Dernière mise à jour le : 13/12/2024
Les bouleversements que provoquent les technologies de l’information et communication (TIC) dans le monde professionnel se répercutent sur les conditions de travail par des effets nombreux, divers et d’intensité variable. Associées aux choix organisationnels, elles jouent parfois un rôle catalyseur. Elles peuvent donc être aussi bien associées à des améliorations des conditions de travail qu’à des dégradations surs lesquels le rapport du Centre d’analyse stratégique et de la Direction générale du travail (1) met l’accent.
Agir Mag : Quelle est la place des TIC dans l’entreprise ?

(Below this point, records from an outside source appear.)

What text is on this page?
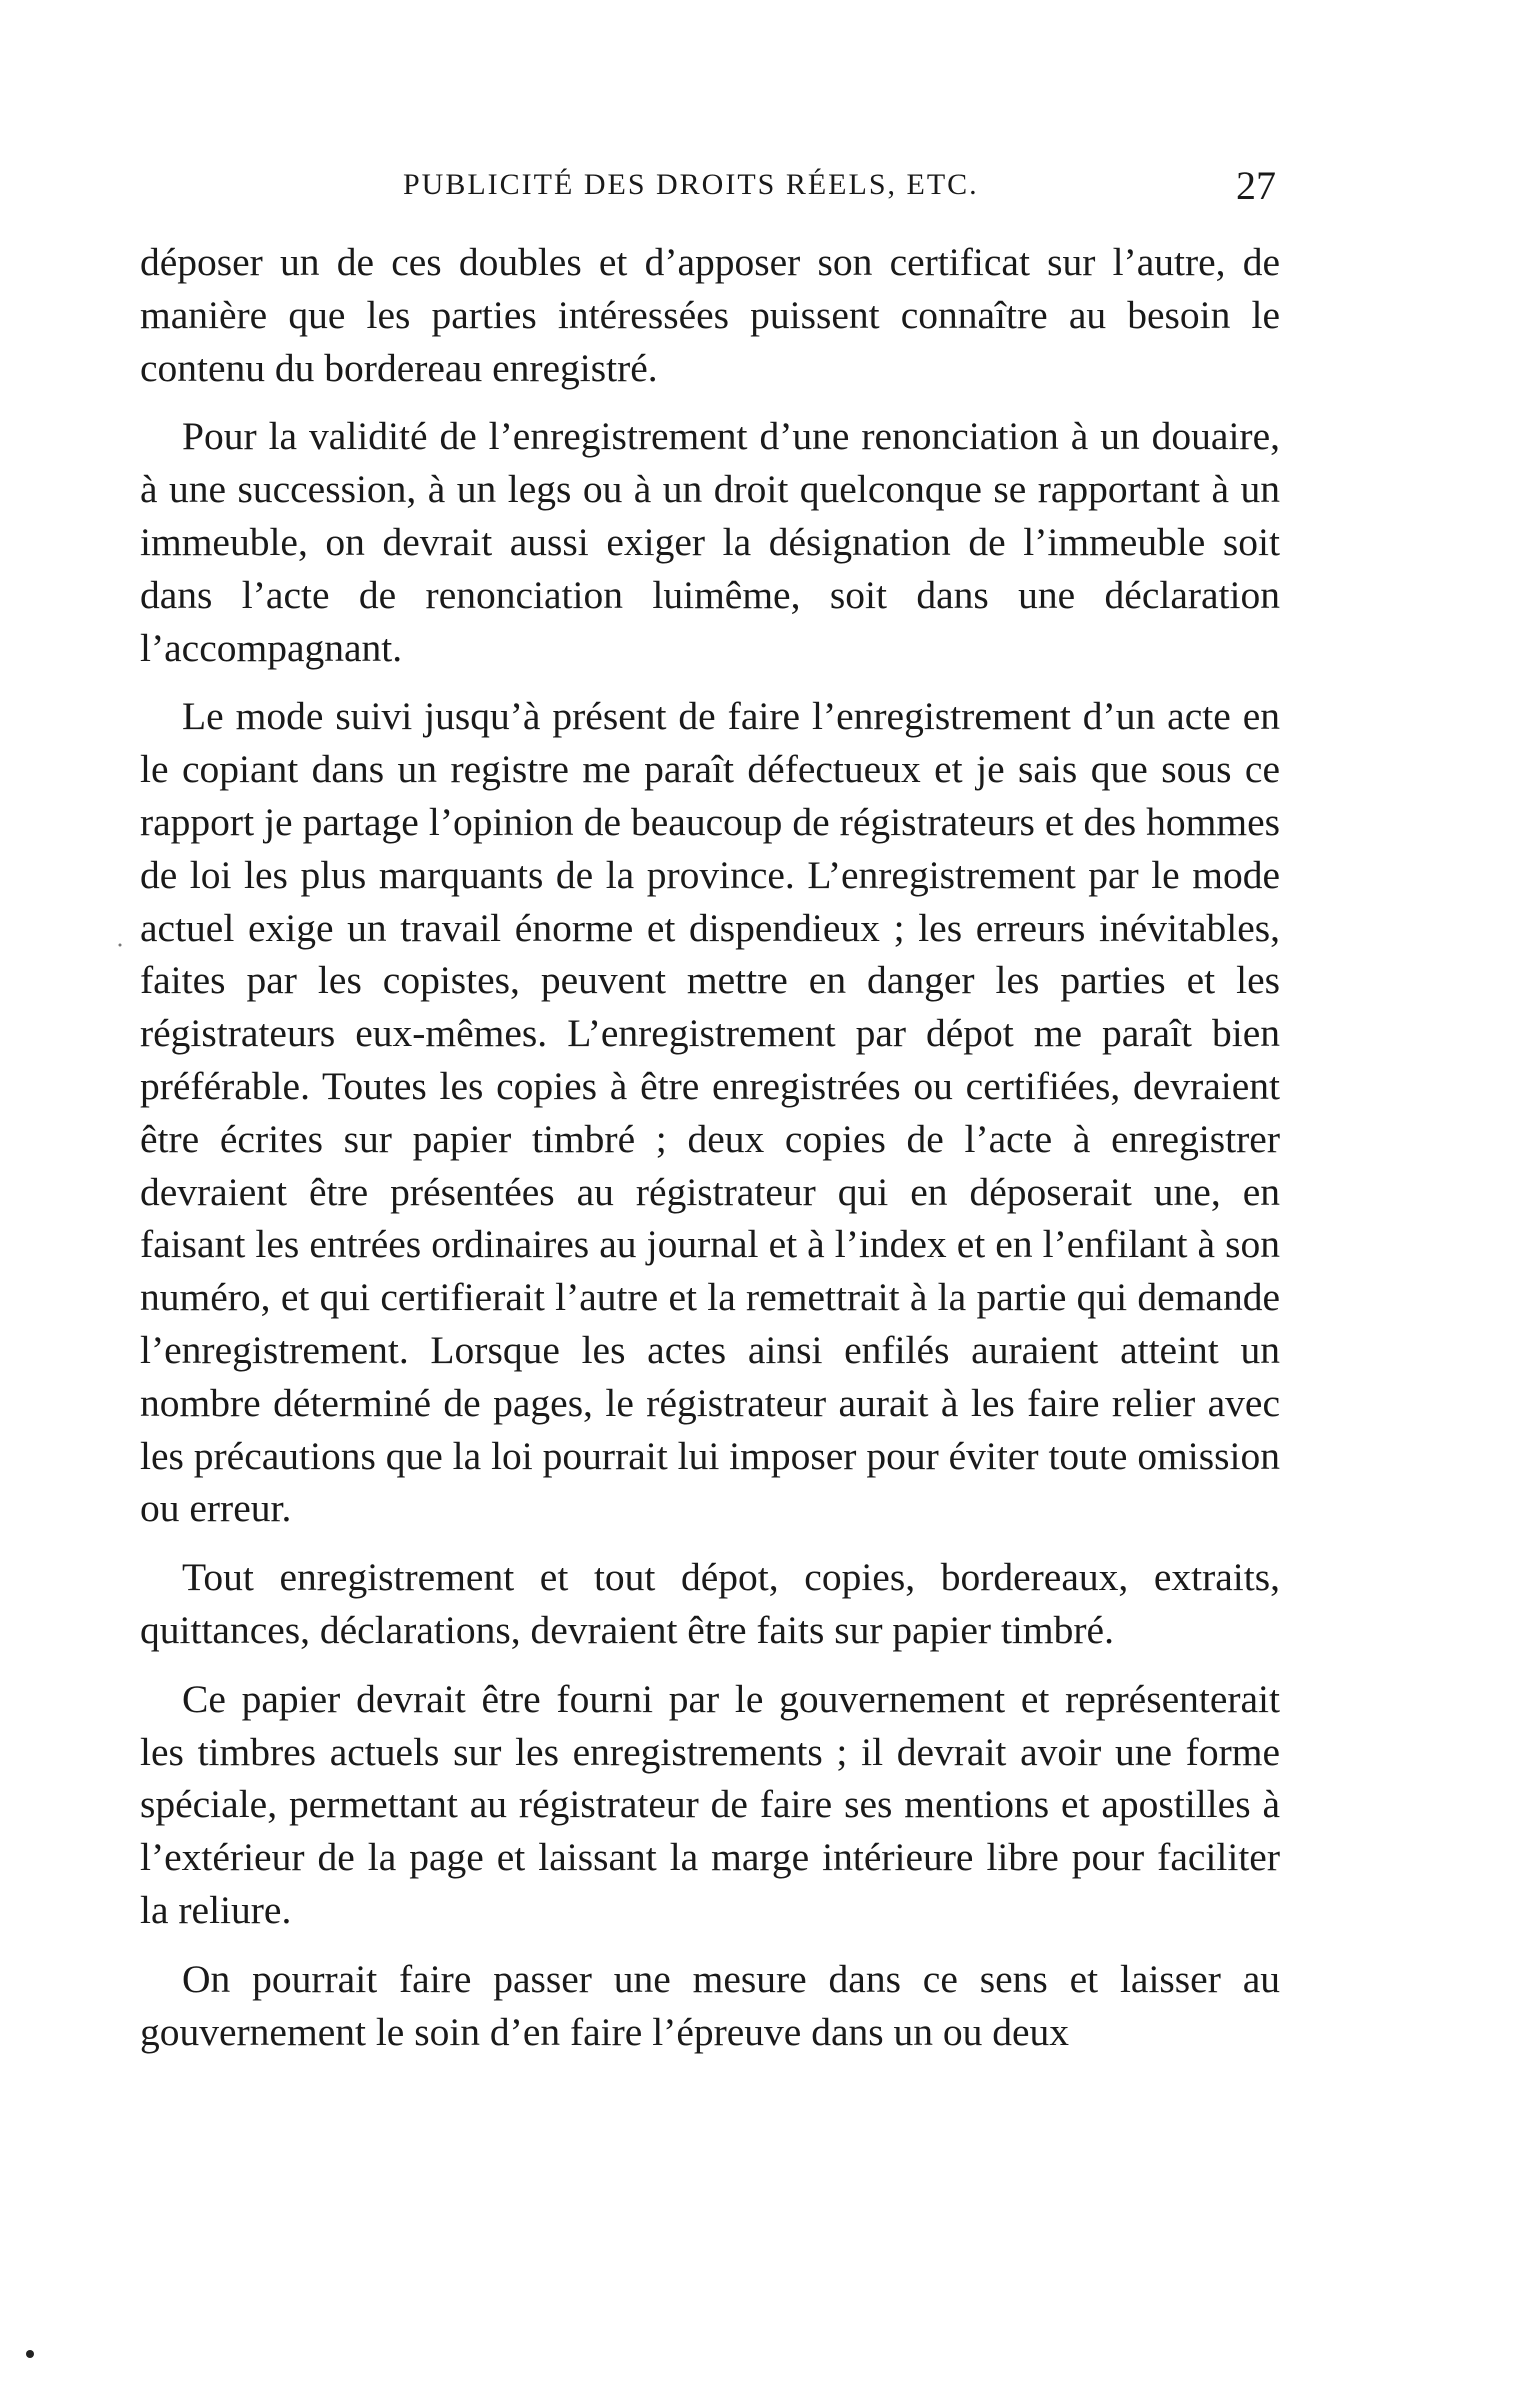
PUBLICITÉ DES DROITS RÉELS, ETC.	27

déposer un de ces doubles et d’apposer son certificat sur l’autre, de manière que les parties intéressées puissent connaître au besoin le contenu du bordereau enregistré.

Pour la validité de l’enregistrement d’une renonciation à un douaire, à une succession, à un legs ou à un droit quelconque se rapportant à un immeuble, on devrait aussi exiger la désignation de l’immeuble soit dans l’acte de renonciation luimême, soit dans une déclaration l’accompagnant.

Le mode suivi jusqu’à présent de faire l’enregistrement d’un acte en le copiant dans un registre me paraît défectueux et je sais que sous ce rapport je partage l’opinion de beaucoup de régistrateurs et des hommes de loi les plus marquants de la province. L’enregistrement par le mode actuel exige un travail énorme et dispendieux ; les erreurs inévitables, faites par les copistes, peuvent mettre en danger les parties et les régistrateurs eux-mêmes. L’enregistrement par dépot me paraît bien préférable. Toutes les copies à être enregistrées ou certifiées, devraient être écrites sur papier timbré ; deux copies de l’acte à enregistrer devraient être présentées au régistrateur qui en déposerait une, en faisant les entrées ordinaires au journal et à l’index et en l’enfilant à son numéro, et qui certifierait l’autre et la remettrait à la partie qui demande l’enregistrement. Lorsque les actes ainsi enfilés auraient atteint un nombre déterminé de pages, le régistrateur aurait à les faire relier avec les précautions que la loi pourrait lui imposer pour éviter toute omission ou erreur.

Tout enregistrement et tout dépot, copies, bordereaux, extraits, quittances, déclarations, devraient être faits sur papier timbré.

Ce papier devrait être fourni par le gouvernement et représenterait les timbres actuels sur les enregistrements ; il devrait avoir une forme spéciale, permettant au régistrateur de faire ses mentions et apostilles à l’extérieur de la page et laissant la marge intérieure libre pour faciliter la reliure.

On pourrait faire passer une mesure dans ce sens et laisser au gouvernement le soin d’en faire l’épreuve dans un ou deux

Tristan Klein : L’informatique existe depuis une quarantaine d’années dans le monde du travail, à commencer par les banques. Aujourd’hui, la plupart des domaines d’activité ont adopté les TIC et la proportion de salariés qui n’y ont pas accès se réduit régulièrement. Ces outils de communication se sont développés avec l’usage accru de l’internet, du courrier électronique, du web 2.0, des réseaux sociaux…
La dernière décennie a été marquée par le fort développement de la mobilité des TIC avec les ordinateurs portables, les téléphones mobiles et l’usage grandissant des smartphones et des tablettes depuis 2010. A cet égard, et pour les chercheurs et consultants en organisation qui ont rédigé ce rapport, le smartphone est vraiment l’outil emblématique récent qui synthétise ces changements (avec ces mails qui apparaissent n’importe où, n’importe quand !) et dont les effets apparaitront plus tardivement…

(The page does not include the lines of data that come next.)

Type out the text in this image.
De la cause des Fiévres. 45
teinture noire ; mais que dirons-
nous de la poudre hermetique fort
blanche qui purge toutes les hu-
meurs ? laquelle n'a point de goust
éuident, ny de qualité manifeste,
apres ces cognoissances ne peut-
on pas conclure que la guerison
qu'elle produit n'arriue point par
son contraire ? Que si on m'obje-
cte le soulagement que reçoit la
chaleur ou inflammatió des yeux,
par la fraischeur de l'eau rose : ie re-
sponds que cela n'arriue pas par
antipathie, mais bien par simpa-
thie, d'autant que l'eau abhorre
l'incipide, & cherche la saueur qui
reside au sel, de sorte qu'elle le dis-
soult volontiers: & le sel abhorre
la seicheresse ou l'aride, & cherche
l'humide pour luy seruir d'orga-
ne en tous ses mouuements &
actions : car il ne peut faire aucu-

Agir Mag : Et l’usage qu’en font les salariés ?
T. K. : Hier, c’est la direction d’entreprise qui décidait d’implanter des outils, des projets informatiques, des logiciels, etc. Aujourd’hui, les usages viennent de l’extérieur. Il y a cinq ans par exemple, les entreprises équipaient certains de leurs cadres de smartphones. Désormais deux tiers des salariés utilisent leur propre « téléphone intelligent » au travail et les pratiques de la sphère privée s’invitent dans l’entreprise.

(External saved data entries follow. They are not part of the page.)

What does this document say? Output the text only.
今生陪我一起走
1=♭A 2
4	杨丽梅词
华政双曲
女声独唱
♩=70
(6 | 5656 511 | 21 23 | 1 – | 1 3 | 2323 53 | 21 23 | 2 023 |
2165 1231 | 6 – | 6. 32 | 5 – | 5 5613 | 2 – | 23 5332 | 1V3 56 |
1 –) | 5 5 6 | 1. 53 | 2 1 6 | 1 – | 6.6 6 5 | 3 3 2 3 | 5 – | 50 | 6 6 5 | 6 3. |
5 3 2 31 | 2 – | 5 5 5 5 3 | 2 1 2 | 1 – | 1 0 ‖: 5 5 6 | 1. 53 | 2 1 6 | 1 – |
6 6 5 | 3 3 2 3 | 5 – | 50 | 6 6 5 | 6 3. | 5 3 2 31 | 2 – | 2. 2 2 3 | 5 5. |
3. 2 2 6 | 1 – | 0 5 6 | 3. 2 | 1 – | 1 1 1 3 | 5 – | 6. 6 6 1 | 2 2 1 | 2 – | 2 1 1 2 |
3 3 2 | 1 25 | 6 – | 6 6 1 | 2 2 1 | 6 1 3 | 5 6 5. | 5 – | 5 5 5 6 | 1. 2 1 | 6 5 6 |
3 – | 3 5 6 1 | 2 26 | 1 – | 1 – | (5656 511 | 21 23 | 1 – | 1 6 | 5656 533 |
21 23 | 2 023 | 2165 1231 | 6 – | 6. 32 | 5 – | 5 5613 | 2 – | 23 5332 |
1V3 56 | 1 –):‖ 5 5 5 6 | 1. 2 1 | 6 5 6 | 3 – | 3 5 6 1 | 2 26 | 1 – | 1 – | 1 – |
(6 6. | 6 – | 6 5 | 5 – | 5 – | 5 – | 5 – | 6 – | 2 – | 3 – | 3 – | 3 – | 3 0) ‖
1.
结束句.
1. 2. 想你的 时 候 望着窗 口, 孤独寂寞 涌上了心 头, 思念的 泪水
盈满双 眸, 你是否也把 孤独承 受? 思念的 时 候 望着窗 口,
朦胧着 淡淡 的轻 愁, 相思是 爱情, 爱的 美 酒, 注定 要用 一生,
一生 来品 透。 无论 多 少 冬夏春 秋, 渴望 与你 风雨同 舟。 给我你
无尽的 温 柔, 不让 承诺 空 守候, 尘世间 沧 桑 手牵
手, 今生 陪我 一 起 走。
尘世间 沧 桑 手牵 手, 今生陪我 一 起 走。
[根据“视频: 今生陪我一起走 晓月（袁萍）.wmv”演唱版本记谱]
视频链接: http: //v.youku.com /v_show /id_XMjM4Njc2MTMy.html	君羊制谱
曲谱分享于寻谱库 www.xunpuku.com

Notre rapport montre que les pratiques et les transformations organisationnelles dans l’entreprise ne peuvent être déconnectées des usages individuels ou collectifs des technologies. C’est pour cela qu’il est difficile d’accuser soit la révolution du travail ou le management d’un côté, soit l’utilisation des TIC de l’autre côté. Mais on peut savoir dans quelle mesure et sous quelles conditions les TIC participent à l’intensification du travail, à la mise sous tension de leurs utilisateurs par l’effet de contraintes qu’elles génèrent ou qu’elles décuplent.
Agir Mag : Quels sont les risques les plus avérés ?
T. K. : L’analyse met en évidence un brouillage des frontières entre travail et hors-travail. Autrefois, le travail était défini par une unité de temps, de lieu et d’action. Aujourd’hui, avec la consultation des mails privés, des pages internet et autres « Facebook », il y a invasion de la vie personnelle au bureau, mais aussi une massive exportation du travail dans la vie privée pour qui consulte ses mails professionnels à la maison ou dans les transports… Avec cette porosité croissante entre vie professionnelle et vie privée, c’est moins la question du « n’importe où » que celle du « n’importe quand », donc du travail qui dépasse le cadre des horaires habituels, qui est mise en avant.Comme le souligne avec malice le spécialiste du droit du travail Jean-Emmanuel Ray, « même Stakhanov ne pouvait pas finir sa tonne de charbon à la maison à cause de la loi de la pesanteur ». Aujourd’hui, avec le « cloud » ou une simple clef USB, on peut ramener tout ses dossiers et logiciels du bureau… et finir le travail à la maison !
Parmi les autres risques, le rapport note que le renforcement du contrôle de l’activité via les TIC peut réduire l’autonomie des salariés, mais pointe aussi les effets de surinformations (avec l’afflux de courriels à gérer) et d’intensification du travail. Enfin la question de l’affaiblissement des relations interpersonnelles et/ou des collectifs de travail se pose plus particulièrement dans les organisations hiérarchiques très verticales que dans celles organisées en mode projets qui au contraire bénéficient des avantages de ces outils.
(1) Rapport et note de synthèse disponibles sur www.strategie.gouv.fr Rubrique publications.